Эйе сам поил фараона из священной чаши, доставленной из храма Амона, а его главный лекарь поддерживал голову фараона. Потом лекарь стал ощупывать руки и ноги больного. Они были неподвижны. Царица никогда не видела своего господина таким беспомощным. Ей захотелось кричать, рыдать, рвать на себе волосы, как это делают плакальщицы, провожая в последний путь знатного господина, но она не позволила себе этого в присутствии Эйе, врачевателя и бедного, беспомощного фараона, который не мог двигаться, ничего не видел, но что-то слышал и понимал, если сказал ей — любимая…

— Спасите моего великого, моего прекрасного господина! — умоляла Анхесенпаамон, когда Эйе отошел от ложа больного.
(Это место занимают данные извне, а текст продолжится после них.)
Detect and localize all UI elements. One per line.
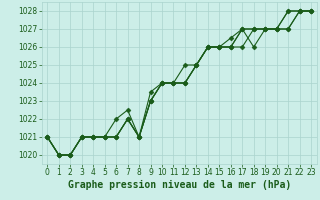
X-axis label: Graphe pression niveau de la mer (hPa): Graphe pression niveau de la mer (hPa) xyxy=(68,180,291,190)
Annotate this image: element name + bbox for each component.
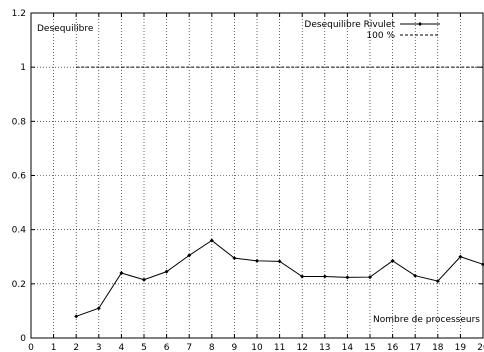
y-axis-label: Desequilibre: [37, 24, 94, 34]
y-tick-label: 0.2: [12, 280, 26, 290]
data-point-0: [142, 277, 146, 282]
y-tick-label: 1.2: [12, 9, 26, 19]
x-tick-label: 8: [209, 343, 215, 352]
x-tick-label: 13: [319, 343, 330, 352]
x-tick-label: 2: [73, 343, 79, 352]
x-tick-label: 3: [96, 343, 102, 352]
data-point-0: [164, 269, 169, 274]
y-tick-label: 1: [20, 63, 26, 73]
x-tick-label: 11: [274, 343, 285, 352]
data-point-0: [232, 256, 237, 261]
x-tick-label: 16: [387, 343, 399, 352]
x-tick-label: 1: [51, 343, 57, 352]
y-tick-label: 0.6: [12, 172, 27, 182]
data-point-0: [277, 259, 282, 264]
data-point-0: [435, 279, 440, 284]
x-axis-label: Nombre de processeurs: [373, 315, 480, 325]
legend-marker-rivulet: [418, 22, 422, 26]
x-tick-label: 4: [119, 343, 125, 352]
y-tick-label: 0: [20, 334, 26, 344]
data-point-0: [74, 314, 79, 319]
x-tick-label: 0: [28, 343, 34, 352]
data-point-0: [413, 273, 418, 278]
data-point-0: [187, 253, 192, 258]
series-layer: [74, 66, 484, 319]
x-tick-label: 17: [409, 343, 420, 352]
data-point-0: [458, 254, 463, 259]
legend-label-rivulet: Desequilibre Rivulet: [304, 20, 395, 30]
data-point-0: [300, 274, 305, 279]
x-tick-label: 5: [141, 343, 147, 352]
y-tick-label: 0.8: [12, 117, 27, 127]
x-tick-label: 12: [296, 343, 307, 352]
x-tick-label: 7: [186, 343, 192, 352]
data-point-0: [96, 306, 101, 311]
grid: [31, 13, 483, 338]
data-point-0: [481, 262, 484, 267]
axis-ticks: [30, 12, 484, 339]
x-tick-label: 10: [251, 343, 263, 352]
data-point-0: [368, 275, 372, 280]
x-tick-label: 6: [164, 343, 170, 352]
data-point-0: [345, 275, 350, 280]
tick-labels: 0123456789101112131415161718192000.20.40…: [12, 9, 484, 352]
data-point-0: [390, 258, 395, 263]
x-tick-label: 20: [477, 343, 484, 352]
x-tick-label: 15: [364, 343, 375, 352]
legend: Desequilibre Rivulet 100 %: [304, 20, 440, 41]
legend-label-100-percent: 100 %: [366, 31, 395, 41]
x-tick-label: 14: [342, 343, 354, 352]
data-point-0: [322, 274, 327, 279]
x-tick-label: 19: [455, 343, 467, 352]
x-tick-label: 9: [232, 343, 238, 352]
x-tick-label: 18: [432, 343, 444, 352]
data-point-0: [119, 271, 124, 275]
data-point-0: [255, 258, 259, 263]
data-point-0: [209, 238, 214, 243]
y-tick-label: 0.4: [12, 226, 27, 236]
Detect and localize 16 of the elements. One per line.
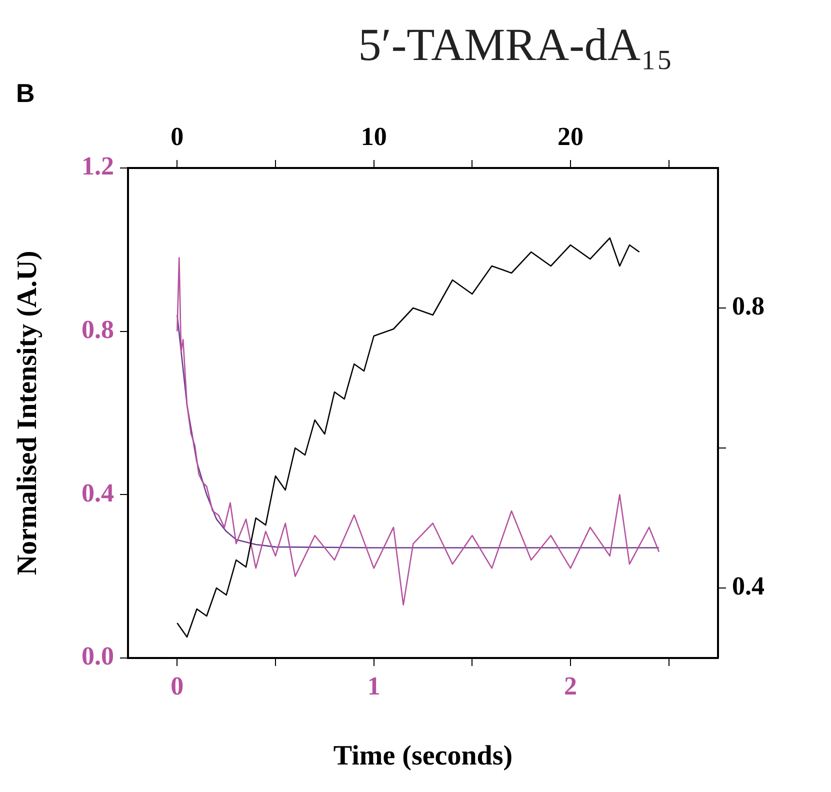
y-tick-label: 0.4 xyxy=(732,572,764,601)
x-tick-label: 0 xyxy=(170,122,184,152)
y-axis-title: Normalised Intensity (A.U) xyxy=(12,250,44,576)
x-tick-label: 1 xyxy=(367,671,380,700)
y-tick-label: 0.8 xyxy=(82,315,114,344)
x-axis-title: Time (seconds) xyxy=(333,740,513,772)
chart-title: 5′-TAMRA-dA₁₅ xyxy=(357,18,674,71)
x-tick-label: 10 xyxy=(360,122,387,152)
y-tick-label: 0.4 xyxy=(82,478,114,508)
x-tick-label: 0 xyxy=(170,671,184,700)
y-tick-label: 0.0 xyxy=(82,642,114,671)
x-tick-label: 20 xyxy=(558,122,584,152)
y-tick-label: 1.2 xyxy=(82,152,114,181)
y-tick-label: 0.8 xyxy=(732,292,764,321)
x-tick-label: 2 xyxy=(564,671,577,700)
text: B xyxy=(16,78,35,109)
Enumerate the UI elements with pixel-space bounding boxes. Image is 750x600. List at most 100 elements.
Она ломала руки, обливалась слезами, но делала это молча, чтобы Тутанхамон не услышал ее. Потом она обратила внимание на то, как он шарит правой рукой, и она поняла, что он ищет ее и не может сказать. Тогда она снова склонилась над его ложем, поцеловала его в бледный лоб и взяла в свои руки еще живую трепещущую правую руку. Она гладила руку и говорила:

— Это пройдет, мой любимый, не тревожься, не печалься. Эйе знает великие, волшебные средства, он вылечит тебя.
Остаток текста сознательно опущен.